Fille unique et orpheline, Marie de Busson est placée au couvent depuis 1723, à la demande de sa famille. Quelques années plus tard, en 1728, son oncle ayant communiqué plusieurs actes attestant du futur mariage de la demoiselle, « approuvé par la famille », il sera demandé aux religieuses du couvent de la Visitation de la laisser quitter le couvent. Un ordre du roi autorise cette sortie : « Sa Majesté permet à la demoiselle Marie de Busson qui est actuellement, en conséquence de ses ordres, dans le couvent des Religieuses de la Visitation de Sainte-Marie de la Ville de Nantes, d’en sortir présentement pour aller vaquer à des affaires ».

En 1724, le maire Gérard Mellier s’occupe d’une affaire de fugue. Jeanne Élisabeth Sabot, âgée de 19 ans, a fugué de son domicile parisien. Le 27 mai, sa mère, veuve d’un marchand fripier, en appelle aux autorités locales pour « arrêter et mettre en bonne et sûre garde » sa fille. Son signalement est diffusé, ainsi que celui de l’homme de 30 ans qui l’aurait « ravie et induite à sortir ». Le subdélégué de l’intendant de Tours écrit à Mellier pour l’avertir de l’arrivée des fugitifs à Nantes. Une fois retrouvée, la jeune fille est conduite au couvent de Sainte-Élisabeth, dans le quartier du Marchix, où elle est enfermée en attendant son retour chez elle.

Les Archives conservent également le brouillon d’une lettre de la jeune fille, qui réclame qu’on lui envoie différents effets dont elle a besoin : chemises, mouchoirs, miroir, paires de souliers, paire de gants, son couvert (cuiller, fourchette, couteau, écuelle de faïence), thé, sucre, café, tabac et un peu de vin rouge…

La dernière pièce du dossier est une lettre de Gérard Mellier, datée du 9 juillet 1724, demandant aux religieuses de Sainte-Élisabeth de délivrer à M. Jean-Louis Joannau la demoiselle Sabot pour qu’il la reconduise chez elle à Paris.

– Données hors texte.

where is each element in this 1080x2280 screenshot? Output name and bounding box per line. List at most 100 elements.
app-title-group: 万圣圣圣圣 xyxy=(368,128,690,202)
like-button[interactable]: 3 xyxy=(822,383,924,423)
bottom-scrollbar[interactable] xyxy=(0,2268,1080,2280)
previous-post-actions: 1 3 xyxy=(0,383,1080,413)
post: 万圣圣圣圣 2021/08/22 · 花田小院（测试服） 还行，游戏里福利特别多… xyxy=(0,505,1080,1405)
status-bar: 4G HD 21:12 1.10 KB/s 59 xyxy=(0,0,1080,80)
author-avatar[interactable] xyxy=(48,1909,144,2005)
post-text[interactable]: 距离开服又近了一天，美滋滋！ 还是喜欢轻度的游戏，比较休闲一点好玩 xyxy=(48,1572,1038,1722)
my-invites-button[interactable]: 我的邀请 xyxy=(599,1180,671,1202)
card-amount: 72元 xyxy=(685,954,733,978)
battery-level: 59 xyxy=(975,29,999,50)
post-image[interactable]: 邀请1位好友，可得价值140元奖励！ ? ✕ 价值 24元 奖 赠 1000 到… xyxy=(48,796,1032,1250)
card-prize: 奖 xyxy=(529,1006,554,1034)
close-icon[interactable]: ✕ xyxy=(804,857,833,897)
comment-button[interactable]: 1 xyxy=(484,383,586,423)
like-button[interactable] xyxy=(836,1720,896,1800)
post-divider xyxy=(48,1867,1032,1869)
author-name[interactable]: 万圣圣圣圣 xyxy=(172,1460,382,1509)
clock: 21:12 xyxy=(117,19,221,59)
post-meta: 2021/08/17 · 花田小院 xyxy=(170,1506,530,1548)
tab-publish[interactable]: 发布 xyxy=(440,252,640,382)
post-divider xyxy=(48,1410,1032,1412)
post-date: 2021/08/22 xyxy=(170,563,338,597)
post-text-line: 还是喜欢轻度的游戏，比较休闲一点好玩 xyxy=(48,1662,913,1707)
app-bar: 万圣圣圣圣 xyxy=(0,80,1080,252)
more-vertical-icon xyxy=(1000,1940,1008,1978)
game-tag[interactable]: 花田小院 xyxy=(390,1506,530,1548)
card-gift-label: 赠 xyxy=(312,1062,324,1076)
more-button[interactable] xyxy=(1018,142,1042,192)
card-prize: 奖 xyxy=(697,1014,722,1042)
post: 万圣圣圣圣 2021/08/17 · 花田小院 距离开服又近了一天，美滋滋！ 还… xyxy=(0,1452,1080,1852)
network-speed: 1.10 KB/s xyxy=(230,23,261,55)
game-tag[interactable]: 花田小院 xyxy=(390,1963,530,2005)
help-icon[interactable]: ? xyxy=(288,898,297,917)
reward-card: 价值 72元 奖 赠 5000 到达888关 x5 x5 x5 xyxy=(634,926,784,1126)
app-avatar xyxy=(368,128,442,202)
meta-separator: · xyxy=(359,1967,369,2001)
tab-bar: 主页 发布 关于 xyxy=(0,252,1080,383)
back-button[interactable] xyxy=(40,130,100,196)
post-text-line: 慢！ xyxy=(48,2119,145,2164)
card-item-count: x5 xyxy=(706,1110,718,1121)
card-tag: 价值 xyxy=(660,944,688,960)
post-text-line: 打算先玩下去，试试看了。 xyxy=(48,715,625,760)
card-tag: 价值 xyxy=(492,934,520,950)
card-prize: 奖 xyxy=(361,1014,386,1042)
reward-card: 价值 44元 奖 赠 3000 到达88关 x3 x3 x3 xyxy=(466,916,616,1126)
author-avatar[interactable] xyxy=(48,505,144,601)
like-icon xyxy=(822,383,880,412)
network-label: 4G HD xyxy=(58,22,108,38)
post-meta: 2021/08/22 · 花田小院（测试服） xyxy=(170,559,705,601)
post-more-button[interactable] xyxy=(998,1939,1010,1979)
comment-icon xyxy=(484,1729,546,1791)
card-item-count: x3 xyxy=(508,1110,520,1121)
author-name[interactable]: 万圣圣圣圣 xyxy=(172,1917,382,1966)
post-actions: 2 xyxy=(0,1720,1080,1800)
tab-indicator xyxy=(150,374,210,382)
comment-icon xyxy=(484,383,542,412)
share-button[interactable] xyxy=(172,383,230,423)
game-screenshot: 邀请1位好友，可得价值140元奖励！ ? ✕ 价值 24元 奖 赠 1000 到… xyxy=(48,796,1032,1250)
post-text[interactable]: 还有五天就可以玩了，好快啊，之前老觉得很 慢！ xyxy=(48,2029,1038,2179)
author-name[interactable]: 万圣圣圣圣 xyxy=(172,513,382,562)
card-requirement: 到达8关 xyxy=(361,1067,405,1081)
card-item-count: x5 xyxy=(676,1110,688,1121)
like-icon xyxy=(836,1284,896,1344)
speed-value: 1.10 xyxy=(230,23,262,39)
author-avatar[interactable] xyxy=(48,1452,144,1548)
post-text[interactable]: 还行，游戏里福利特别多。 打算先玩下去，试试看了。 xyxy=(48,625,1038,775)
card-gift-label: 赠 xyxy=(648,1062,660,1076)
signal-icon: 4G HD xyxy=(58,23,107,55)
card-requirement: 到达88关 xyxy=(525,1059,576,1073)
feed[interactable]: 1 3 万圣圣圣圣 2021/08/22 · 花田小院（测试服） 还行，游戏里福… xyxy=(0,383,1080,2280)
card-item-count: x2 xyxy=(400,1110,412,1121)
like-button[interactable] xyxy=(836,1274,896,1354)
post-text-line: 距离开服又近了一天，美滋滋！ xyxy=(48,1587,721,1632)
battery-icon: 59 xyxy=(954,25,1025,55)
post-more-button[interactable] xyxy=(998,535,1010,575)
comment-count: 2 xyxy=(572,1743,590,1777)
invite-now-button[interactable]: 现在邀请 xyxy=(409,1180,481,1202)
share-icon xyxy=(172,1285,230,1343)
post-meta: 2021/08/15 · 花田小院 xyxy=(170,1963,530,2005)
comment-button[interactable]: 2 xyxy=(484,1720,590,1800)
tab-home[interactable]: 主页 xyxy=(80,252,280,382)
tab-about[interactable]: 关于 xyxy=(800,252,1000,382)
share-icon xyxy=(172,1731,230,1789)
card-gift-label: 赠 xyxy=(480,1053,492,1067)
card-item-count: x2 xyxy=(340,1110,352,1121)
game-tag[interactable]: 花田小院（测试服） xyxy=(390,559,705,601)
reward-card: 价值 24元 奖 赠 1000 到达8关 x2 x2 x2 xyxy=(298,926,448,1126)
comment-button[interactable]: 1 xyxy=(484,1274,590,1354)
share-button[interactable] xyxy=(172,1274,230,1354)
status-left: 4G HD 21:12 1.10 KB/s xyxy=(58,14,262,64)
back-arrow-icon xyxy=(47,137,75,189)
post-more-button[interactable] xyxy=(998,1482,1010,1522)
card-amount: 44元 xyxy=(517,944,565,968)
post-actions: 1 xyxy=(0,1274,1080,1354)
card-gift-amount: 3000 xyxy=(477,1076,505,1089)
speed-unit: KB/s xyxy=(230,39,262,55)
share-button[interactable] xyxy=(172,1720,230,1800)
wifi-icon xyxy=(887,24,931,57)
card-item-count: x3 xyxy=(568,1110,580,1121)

Cette remise de la jeune fille à la famille suppose, bien entendu, le paiement des frais de son séjour au couvent.

Deux siècles plus tard, c’est une image de mère de famille qui se consacre toute entière aux tâches domestiques que véhicule la publicité des années 1950 et 1960. Alors que l’électroménager entre dans les foyers français, la « ménagère » est une cible de choix. La presse locale se fait le relais de ces idées : l’édition du 10-11 février 1968 de Presse-Océan rapporte ainsi le palmarès du concours de la « Fée du Logis ».